How do you manage on-call incidents among a team of eight distributed across three time zones? Every week, production engineers are assigned to the role of handling on-call. With this, comes the expectation of being available to respond to any issue that results in a critical alert. Additionally, on-call individuals act as an umbrella for other members of the team by triaging and handling all issues related to GitLab.com infrastructure.
The production team structures on-call shifts so that they follow the sun, to avoid waking up members of the team in the middle of the night. This works well for GitLab's remote-only culture where there are engineers in multiple time zones. Occasionally, an on-call engineer will need to respond to an issue outside normal working hours; in these situations, GitLab encourages members to take time off after your shift to recover.
The on-call handover
As the team members working on-call shifts are distributed and their working hours don't always overlap, you can see how it would be easy for things to slip through the cracks between one shift and the next. To prevent this happening, once a week, the production team holds a 30-minute meeting called the on-call handover. One of the key tenets of GitLab is that everything starts with an issue, and the on-call handover is no exception! From a generated report, the team reviews incidents that occurred during the last seven days and decide whether they need additional attention or escalation.

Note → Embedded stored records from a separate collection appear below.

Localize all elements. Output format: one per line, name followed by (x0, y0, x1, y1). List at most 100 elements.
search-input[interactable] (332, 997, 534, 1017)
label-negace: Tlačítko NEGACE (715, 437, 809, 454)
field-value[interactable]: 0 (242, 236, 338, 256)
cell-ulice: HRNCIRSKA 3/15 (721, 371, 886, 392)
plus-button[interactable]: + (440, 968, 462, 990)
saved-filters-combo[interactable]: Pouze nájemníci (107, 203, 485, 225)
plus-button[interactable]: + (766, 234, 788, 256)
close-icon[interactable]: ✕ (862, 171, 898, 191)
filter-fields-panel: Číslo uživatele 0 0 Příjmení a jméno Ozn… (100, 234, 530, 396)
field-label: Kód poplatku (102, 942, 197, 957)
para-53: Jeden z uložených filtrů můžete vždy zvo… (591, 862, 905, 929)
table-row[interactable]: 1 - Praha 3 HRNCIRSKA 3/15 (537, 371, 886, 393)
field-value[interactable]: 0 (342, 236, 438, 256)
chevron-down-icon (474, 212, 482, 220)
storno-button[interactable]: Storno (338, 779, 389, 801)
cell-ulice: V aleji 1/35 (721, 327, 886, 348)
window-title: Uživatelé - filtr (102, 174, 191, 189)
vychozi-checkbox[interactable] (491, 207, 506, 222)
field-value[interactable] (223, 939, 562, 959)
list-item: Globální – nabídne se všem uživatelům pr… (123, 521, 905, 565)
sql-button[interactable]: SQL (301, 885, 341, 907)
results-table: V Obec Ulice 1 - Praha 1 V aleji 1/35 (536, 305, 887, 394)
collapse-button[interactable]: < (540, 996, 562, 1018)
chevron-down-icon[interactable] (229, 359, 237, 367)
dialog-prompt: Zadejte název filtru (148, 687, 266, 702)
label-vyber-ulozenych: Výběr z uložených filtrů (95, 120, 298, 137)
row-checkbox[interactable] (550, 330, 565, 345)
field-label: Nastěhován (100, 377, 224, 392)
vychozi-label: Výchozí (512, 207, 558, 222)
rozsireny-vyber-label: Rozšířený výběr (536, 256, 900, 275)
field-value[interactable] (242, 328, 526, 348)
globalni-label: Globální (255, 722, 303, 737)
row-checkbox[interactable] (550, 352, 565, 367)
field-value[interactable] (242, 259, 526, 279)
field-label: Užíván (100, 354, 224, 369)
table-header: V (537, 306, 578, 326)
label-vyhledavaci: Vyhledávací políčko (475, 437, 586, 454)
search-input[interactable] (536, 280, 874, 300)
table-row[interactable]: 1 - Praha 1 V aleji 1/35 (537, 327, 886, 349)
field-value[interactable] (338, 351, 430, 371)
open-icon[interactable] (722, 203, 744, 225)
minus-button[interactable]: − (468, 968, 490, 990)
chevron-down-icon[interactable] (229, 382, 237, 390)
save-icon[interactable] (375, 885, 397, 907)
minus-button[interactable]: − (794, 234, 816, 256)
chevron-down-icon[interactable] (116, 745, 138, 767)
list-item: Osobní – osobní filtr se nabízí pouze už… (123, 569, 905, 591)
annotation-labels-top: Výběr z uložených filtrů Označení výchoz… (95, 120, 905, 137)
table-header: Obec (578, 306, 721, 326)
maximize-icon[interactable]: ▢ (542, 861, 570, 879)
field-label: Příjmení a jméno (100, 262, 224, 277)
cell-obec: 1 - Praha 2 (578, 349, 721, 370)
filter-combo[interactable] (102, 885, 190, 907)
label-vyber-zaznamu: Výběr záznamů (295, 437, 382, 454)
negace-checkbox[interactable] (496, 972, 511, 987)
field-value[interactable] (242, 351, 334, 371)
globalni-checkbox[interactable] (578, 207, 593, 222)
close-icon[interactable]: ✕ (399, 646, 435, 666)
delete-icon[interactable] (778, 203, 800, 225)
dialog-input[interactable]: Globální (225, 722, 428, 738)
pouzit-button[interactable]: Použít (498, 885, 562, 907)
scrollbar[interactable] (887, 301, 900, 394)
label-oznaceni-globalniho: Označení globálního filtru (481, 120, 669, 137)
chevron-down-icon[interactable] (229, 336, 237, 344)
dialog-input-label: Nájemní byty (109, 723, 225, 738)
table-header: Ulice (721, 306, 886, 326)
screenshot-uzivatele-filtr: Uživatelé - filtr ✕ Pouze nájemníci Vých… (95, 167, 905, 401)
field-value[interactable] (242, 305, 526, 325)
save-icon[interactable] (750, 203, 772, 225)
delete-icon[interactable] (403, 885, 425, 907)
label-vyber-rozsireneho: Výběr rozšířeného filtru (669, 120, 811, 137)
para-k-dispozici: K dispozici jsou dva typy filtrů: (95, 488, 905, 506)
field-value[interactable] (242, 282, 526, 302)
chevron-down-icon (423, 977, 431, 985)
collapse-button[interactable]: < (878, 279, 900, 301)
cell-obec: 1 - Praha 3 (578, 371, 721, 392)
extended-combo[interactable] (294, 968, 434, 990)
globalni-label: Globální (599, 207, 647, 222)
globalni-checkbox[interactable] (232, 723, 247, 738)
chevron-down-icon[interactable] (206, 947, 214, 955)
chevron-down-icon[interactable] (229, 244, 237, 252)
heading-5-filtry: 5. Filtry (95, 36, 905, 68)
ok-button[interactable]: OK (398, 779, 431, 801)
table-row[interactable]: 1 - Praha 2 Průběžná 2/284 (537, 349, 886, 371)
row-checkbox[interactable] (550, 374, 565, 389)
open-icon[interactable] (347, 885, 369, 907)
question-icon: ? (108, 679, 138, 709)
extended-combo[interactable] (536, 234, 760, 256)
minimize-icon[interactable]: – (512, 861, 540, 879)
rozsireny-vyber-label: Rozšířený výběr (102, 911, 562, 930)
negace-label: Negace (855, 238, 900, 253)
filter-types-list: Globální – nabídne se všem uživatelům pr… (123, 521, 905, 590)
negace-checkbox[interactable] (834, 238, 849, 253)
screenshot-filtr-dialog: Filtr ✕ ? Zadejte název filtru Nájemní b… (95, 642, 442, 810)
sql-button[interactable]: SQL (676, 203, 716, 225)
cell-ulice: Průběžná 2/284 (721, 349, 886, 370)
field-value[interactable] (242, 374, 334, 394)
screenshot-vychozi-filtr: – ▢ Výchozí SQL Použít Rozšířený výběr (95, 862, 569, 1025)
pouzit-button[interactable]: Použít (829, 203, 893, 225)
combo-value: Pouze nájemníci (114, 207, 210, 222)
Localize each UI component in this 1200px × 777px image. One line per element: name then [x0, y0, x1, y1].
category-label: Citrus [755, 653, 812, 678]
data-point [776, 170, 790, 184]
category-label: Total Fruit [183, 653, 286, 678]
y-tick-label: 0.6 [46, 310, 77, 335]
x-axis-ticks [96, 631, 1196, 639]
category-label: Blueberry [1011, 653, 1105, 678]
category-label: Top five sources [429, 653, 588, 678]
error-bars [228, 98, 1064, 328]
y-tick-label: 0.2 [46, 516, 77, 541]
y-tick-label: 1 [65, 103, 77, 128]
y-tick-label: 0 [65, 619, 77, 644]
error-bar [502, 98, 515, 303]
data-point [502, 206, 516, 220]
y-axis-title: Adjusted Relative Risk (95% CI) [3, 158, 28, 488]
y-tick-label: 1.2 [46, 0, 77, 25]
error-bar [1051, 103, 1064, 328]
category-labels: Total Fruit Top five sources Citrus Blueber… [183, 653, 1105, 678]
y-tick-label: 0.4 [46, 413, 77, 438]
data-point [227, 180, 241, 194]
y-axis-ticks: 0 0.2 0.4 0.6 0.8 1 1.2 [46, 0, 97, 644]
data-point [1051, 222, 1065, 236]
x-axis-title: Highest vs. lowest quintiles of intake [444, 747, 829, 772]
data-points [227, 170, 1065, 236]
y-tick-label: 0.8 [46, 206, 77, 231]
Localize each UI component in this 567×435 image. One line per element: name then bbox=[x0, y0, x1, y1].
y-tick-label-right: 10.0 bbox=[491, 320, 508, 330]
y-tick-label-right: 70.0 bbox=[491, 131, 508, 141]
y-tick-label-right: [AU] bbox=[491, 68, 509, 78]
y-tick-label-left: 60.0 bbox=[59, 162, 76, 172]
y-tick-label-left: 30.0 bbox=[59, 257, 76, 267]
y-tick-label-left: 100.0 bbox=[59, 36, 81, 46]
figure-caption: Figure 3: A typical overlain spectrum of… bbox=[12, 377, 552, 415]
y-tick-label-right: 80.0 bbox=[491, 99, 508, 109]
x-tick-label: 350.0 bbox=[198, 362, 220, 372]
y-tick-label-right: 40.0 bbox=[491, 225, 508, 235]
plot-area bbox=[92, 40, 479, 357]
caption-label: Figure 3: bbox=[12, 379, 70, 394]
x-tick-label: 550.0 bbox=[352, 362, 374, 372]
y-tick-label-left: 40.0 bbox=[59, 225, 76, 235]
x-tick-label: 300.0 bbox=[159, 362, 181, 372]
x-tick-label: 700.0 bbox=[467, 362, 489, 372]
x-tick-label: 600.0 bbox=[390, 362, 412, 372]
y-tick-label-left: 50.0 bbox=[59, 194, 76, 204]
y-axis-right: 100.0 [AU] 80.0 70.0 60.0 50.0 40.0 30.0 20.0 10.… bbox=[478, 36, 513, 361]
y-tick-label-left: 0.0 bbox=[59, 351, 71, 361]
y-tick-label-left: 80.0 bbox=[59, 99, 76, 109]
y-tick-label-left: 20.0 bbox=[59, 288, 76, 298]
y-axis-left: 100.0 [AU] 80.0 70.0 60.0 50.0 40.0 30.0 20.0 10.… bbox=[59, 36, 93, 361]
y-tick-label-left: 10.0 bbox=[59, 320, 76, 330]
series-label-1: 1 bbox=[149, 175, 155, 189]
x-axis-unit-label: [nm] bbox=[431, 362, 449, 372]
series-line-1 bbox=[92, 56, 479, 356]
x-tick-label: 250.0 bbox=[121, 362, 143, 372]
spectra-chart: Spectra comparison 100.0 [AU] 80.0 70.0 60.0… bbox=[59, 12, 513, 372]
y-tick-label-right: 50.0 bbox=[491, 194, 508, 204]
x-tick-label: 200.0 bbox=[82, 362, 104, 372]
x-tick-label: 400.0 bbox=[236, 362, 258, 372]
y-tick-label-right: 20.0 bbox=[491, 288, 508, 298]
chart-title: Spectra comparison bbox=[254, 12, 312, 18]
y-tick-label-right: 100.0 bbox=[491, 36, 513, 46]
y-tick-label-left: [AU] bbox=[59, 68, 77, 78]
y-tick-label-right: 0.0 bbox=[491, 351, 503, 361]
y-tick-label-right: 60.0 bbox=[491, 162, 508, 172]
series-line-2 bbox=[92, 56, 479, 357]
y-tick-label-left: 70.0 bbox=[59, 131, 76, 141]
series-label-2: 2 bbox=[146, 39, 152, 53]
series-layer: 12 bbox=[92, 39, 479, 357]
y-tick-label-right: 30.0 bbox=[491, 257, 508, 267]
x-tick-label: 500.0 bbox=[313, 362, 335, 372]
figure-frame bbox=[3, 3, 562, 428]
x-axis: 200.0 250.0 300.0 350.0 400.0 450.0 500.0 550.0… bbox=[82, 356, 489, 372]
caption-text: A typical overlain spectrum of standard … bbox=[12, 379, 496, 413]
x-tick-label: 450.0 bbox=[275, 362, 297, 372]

After that, we check all GitLab issues with the on-call label to see if there are any that need to move from the current shift to the next one. At the end, there is a brief review of seven-day graphs. These help us keep an eye out for anything anomalous in our key metrics. If there is anything that seems out of the ordinary or warrants further investigation, the team will dig into them to see if we can identify the root cause. The production team at GitLab encourages leads of other groups to attend the review, as this helps bring to our attention any particular high-priority items specific to individual services.
Automating the on-call handover
Drinking our own wine by using GitLab for on-call report generation has proven to be a good way to automate some of the more tedious work of the handover. To aid with this, the production team developed a program called the on-call robot assistant. It pulls data from relevant sources such as PagerDuty, Grafana and GitLab itself to generate a report with a GitLab issue.
The program automates the following tasks:
- Pulling the last shift's incidents from PagerDuty
- Generating issue stats from the production backlog
- Display seven-day graphs for the key performance metrics that we are monitoring that are sourced from GitLab Prometheus monitoring
Generating an on-call report in a GitLab issue
These data sources are set in a simple configuration file, making it easy to iterate as we add new metrics to monitor. At GitLab, most of what we do is out in the open so our on-call handover reports are available for anyone to check out. If you want to see previous reports from the on-call handovers check them out in our issue tracker.
For example, here is one recent report that shows a report for a previous week:
As well as some graphs for key metrics the production team is monitoring:
When the team is finished reviewing the report, the current on-call engineer closes it and the shift officially ends.